Одоевский не скрывает, что двух своих главных целей — изменить психологию покупателя и сделать выставочную деятельность доходным бизнесом — еще не достиг. Первая по определению долгосрочна: должно пройти не одно десятилетие, прежде чем советские установки перестанут жить в сознании людей. Второй цели наш герой планирует достичь в обозримом будущем — лет через пять. «Мы выйдем на такой уровень, что будем зарабатывать небольшую прибыль, но не более того. Масштабных доходов в этой сфере еще долго не предвидится. Но переломную точку, после которой начнется отдача, я уже вижу, — уверяет Сергей Одоевский. — Лет шесть назад у меня было такое ощущение, будто я локомотив, стоящий под парами, но сзади меня держит крюк. Отпусти его — и я полечу. Сейчас я уже начал лететь, однако еще не набрал нужной скорости, да и есть масса непроведенных проектов. Я верю в закон сохранения энергии, но с точки зрения не физики, а жизни. Чем больше ты вкладываешь, тем больше тебе потом отдается. Мой возраст еще позволяет мне думать о каких-то перспективах. Как говорится в Екклесиасте, есть время разбрасывать камни и время собирать камни. Так вот, я пока еще разбрасываю камни. Но время, когда их надо будет собирать, уже не за горами».
ДЕТАЛИ
Плацкарт за миллион долларов
С выставкой работ Петра Белова, которую я устраивал в начале 90-х гг., была почти детективная история. Коллекция, включавшая все работы художника, оценивалась почти в миллион долларов. Сегодня, чтобы привезти такую выставку, придется составить длинный договор, прописывающий все тонкости проекта, сами работы застраховать, предоставить описание галереи на предмет сохранности работ во время выставки, организовать транспортировку в соответствующих условиях (упаковка, определенный микроклимат, охрана). А у меня тогда получилось так. Я приехал к вдове, прямо на кухне заключил с ней договор, затем поехал в выставочный зал, буквально со стен снял работы, упаковал, с помощью художников мы их загрузили в машину, привезли на вокзал. Ничего лучше плацкартного места в вагоне я найти не мог. Я уложил картины на двух верхних багажных полках, а сам лежал на второй полке и всю дорогу никуда не мог уйти. Только один раз выскочил пообедать, попросив какую-то сердобольную женщину присмотреть за моими вещами. Естественно, никто не знал, что я везу. А ночью у соседа снизу украли ботинки. Зато я весь свой багаж привез в целости и сохранности.

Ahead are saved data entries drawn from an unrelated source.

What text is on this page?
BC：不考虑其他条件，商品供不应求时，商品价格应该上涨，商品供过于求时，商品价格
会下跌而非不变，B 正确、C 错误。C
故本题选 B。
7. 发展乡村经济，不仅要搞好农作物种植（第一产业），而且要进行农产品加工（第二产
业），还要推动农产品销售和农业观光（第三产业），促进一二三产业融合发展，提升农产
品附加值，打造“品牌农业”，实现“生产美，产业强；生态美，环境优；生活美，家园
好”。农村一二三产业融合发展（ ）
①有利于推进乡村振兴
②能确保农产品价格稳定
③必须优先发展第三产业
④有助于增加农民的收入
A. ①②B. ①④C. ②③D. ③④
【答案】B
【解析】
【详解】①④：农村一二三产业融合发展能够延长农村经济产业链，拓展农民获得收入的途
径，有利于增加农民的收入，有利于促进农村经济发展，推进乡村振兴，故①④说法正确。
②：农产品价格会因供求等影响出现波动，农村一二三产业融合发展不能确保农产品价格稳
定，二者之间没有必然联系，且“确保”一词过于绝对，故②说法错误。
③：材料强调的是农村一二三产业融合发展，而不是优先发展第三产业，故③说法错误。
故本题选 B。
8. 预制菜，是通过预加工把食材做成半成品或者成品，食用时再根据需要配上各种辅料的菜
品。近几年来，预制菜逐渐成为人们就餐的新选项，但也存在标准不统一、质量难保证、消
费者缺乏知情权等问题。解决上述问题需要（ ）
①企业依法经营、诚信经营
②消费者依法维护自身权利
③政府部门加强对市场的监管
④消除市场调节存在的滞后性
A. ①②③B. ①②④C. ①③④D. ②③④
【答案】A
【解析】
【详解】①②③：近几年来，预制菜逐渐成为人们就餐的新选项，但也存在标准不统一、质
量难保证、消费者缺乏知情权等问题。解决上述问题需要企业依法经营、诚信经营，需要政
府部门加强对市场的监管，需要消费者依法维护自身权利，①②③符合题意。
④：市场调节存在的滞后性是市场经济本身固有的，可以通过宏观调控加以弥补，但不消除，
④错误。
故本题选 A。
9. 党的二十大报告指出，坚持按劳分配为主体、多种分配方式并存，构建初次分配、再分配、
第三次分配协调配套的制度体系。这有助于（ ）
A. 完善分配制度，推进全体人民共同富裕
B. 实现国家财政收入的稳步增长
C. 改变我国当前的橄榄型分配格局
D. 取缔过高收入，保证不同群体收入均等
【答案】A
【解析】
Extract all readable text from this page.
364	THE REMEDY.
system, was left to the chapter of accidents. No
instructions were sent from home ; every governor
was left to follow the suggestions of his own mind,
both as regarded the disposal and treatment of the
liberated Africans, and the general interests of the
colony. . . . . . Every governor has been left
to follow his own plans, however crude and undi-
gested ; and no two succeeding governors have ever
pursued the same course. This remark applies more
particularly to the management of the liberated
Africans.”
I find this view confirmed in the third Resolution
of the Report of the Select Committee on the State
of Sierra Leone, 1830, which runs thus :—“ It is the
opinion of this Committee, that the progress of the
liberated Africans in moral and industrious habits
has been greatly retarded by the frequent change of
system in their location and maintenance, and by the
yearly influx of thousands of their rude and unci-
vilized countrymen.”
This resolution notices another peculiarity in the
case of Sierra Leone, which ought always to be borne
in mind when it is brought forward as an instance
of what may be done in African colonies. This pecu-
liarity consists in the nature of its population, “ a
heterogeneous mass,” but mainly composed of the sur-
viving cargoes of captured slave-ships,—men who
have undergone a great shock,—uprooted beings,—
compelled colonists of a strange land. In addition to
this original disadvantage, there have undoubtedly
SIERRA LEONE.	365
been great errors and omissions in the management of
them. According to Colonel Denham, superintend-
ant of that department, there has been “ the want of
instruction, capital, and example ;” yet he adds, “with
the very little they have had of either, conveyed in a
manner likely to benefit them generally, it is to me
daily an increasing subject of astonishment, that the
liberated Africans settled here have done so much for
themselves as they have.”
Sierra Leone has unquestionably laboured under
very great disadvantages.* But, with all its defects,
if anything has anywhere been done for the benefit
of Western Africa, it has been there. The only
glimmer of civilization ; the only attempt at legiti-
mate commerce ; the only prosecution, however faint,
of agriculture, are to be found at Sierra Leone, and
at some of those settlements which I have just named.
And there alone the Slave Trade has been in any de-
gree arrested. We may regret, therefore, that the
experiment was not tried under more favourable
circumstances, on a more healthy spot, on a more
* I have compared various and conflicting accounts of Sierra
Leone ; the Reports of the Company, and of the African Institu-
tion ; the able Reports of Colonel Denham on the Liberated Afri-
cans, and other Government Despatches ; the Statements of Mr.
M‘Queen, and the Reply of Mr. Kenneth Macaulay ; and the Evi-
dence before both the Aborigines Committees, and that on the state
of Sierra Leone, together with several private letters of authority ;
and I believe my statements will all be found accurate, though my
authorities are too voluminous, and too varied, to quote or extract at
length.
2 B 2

Чем заняться искусствоведу в свободное от работы время
Я для себя лично не разделяю трудовой процесс и жизнедеятельность. Бывает, отработал человек с восьми до пяти, а дальше уже его личная жизнь. У меня нет отдыха от работы в чистом виде и работы как отдельного процесса. Такая форма существования. Если я где-то отдыхаю, я все равно делаю какую-то работу. Ну вот поехал в тур по Европе. С одной стороны, это отдых, путешествие, а с другой — я там все время работал: делал выставки. Работаю я тоже без выходных. Иногда думаю: а чем я могу заняться, если будут выходные в чистом виде? Куда пойду? На выставки? Так у меня и своих хватает. По магазинам? Упаси господи, терпеть не могу все эти магазины. Где-то посидеть с друзьями? Честно говоря, у меня и друзей-то, с которыми можно было бы посидеть, нет. Могу поиграть в бильярд, но на это достаточно двух-трех часов, да и необязательно для этого целого выходного. Мои увлечения совпадают с моей работой. Я не хочу отдыхать от самого себя, у меня так не получается.
Одоевскому пришлось на собственном опыте выяснять предпочтения европейцев, далеко не всегда совпадавшие с тем, что ценилось в русской художественной школе.
Познакомившись с творцами, которых заочно боготворил, он понял: произведение и его автор не всегда равновелики — как правда жизни и правда искусства.